At the Nasher Sculpture Center, Theaster Gates Fuses Japanese and Black Culture

The Dallas institution has opened “Afro Mingei,” a convivial gathering space envisioned by Gates, where guests can enjoy culinary traditions informed by Japan and the African American South.

“Afro Mingei” at the Nasher Sculpture Center

Japanese traditions have long influenced Theaster Gates, the civic-minded artist whose Rebuild Foundation has launched a variety of urban improvement projects in Chicago’s South Side. In 2019, he plumbed the intersection between the country’s philosophy and Black culture through sculptural assemblages at London’s White Cube. This past summer, at the Aichi Triennale, he transformed a former earthenware pipe factory in Japan’s once-booming ceramics hub of Tokoname into The Listening House, a space for creative exchange. It was a full-circle moment for Gates, who partook in a ceramics residency there in 2004. 

His latest foray into this cultural binary lands at the Nasher Sculpture Center, where he transformed a gallery into Afro Mingei, a convivial gathering space that combines the culinary traditions of Japan and the African American South. On the menu are small plates such as cornmeal dumplings with shiitake leek broth and kabocha squash served on ceramic wares made by his design studio Dorchester Industries, which also fabricated the salvaged wood bar. Afterward, guests can revel with Japanese whiskey set to the tune of 1,000 vinyl records from Gates’s collection of soul and R&B music. 

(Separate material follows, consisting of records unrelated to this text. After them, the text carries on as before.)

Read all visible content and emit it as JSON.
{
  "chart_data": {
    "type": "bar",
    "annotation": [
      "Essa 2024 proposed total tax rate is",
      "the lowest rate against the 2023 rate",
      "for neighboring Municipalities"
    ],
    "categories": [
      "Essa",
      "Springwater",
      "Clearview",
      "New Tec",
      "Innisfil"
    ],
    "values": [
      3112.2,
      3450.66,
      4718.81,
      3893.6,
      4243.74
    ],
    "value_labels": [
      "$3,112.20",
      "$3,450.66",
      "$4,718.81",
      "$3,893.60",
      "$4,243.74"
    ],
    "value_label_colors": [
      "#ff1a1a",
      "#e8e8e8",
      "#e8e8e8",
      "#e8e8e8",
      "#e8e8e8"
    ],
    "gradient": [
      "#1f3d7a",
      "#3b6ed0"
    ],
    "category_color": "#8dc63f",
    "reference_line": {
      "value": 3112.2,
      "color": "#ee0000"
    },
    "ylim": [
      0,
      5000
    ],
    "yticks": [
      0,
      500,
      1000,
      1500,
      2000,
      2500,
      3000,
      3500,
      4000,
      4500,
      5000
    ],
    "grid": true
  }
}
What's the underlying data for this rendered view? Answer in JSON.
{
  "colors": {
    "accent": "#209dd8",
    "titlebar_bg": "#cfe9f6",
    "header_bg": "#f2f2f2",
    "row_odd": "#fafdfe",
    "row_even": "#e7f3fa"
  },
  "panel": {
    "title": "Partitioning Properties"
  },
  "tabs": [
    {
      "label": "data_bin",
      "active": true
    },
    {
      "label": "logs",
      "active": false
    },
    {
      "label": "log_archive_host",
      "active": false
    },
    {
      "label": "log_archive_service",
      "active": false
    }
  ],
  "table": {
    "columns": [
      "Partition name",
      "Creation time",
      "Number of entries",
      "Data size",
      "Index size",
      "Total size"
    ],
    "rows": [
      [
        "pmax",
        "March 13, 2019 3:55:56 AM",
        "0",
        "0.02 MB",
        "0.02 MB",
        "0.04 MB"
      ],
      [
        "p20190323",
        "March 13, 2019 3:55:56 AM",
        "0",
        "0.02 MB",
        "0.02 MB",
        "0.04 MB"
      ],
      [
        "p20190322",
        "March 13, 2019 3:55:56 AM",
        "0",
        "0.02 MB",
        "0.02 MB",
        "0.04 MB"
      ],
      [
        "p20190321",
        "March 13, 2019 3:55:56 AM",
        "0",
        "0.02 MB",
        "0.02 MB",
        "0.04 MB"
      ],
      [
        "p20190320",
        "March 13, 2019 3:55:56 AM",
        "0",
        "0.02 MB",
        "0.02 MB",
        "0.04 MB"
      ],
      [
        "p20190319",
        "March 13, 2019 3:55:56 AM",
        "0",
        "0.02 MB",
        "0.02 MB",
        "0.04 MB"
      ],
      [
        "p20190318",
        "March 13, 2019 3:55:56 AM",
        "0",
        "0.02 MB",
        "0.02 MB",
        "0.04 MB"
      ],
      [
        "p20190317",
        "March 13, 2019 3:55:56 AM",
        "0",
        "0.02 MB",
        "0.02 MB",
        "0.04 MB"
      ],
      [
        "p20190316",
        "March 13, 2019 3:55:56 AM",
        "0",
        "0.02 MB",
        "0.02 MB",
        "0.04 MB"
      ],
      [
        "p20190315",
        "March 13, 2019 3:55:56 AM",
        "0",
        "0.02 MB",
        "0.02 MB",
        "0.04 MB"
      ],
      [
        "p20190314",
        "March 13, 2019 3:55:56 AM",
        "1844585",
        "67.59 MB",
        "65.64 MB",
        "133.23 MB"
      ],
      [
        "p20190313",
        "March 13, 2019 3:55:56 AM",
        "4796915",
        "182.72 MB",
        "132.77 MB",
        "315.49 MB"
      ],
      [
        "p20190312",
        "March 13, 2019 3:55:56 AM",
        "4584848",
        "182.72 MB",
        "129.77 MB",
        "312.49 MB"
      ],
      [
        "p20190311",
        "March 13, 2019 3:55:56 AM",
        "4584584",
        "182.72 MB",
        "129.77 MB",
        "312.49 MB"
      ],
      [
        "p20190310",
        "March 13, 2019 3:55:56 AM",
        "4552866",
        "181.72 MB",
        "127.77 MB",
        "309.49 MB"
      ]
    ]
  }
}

Gates intends Afro Mingei—named after the celebrated Black hairstyle and the Japanese term for honoring everyday objects—as an environment of intimacy and cultural pluralism, as well as a platform for chefs, poets, and musicians of color. “So often, as I consider my history with ceramics and craft, I feel as if other hands are guiding my hands,” Gates tells Surface. “Afro Mingei is a gesture within my artistic practice that acknowledges the cultural transmissions imparted to me. [It’s] as much a question about influence, appropriation, citation, and labor as it is a forum where I can demonstrate what’s possible when great cultures mix and remix.”

Ceramic wares by Dorchester Industries

Afro Mingei will be on view at the Nasher Sculpture Center (2001 Flora St, Dallas) until April 29.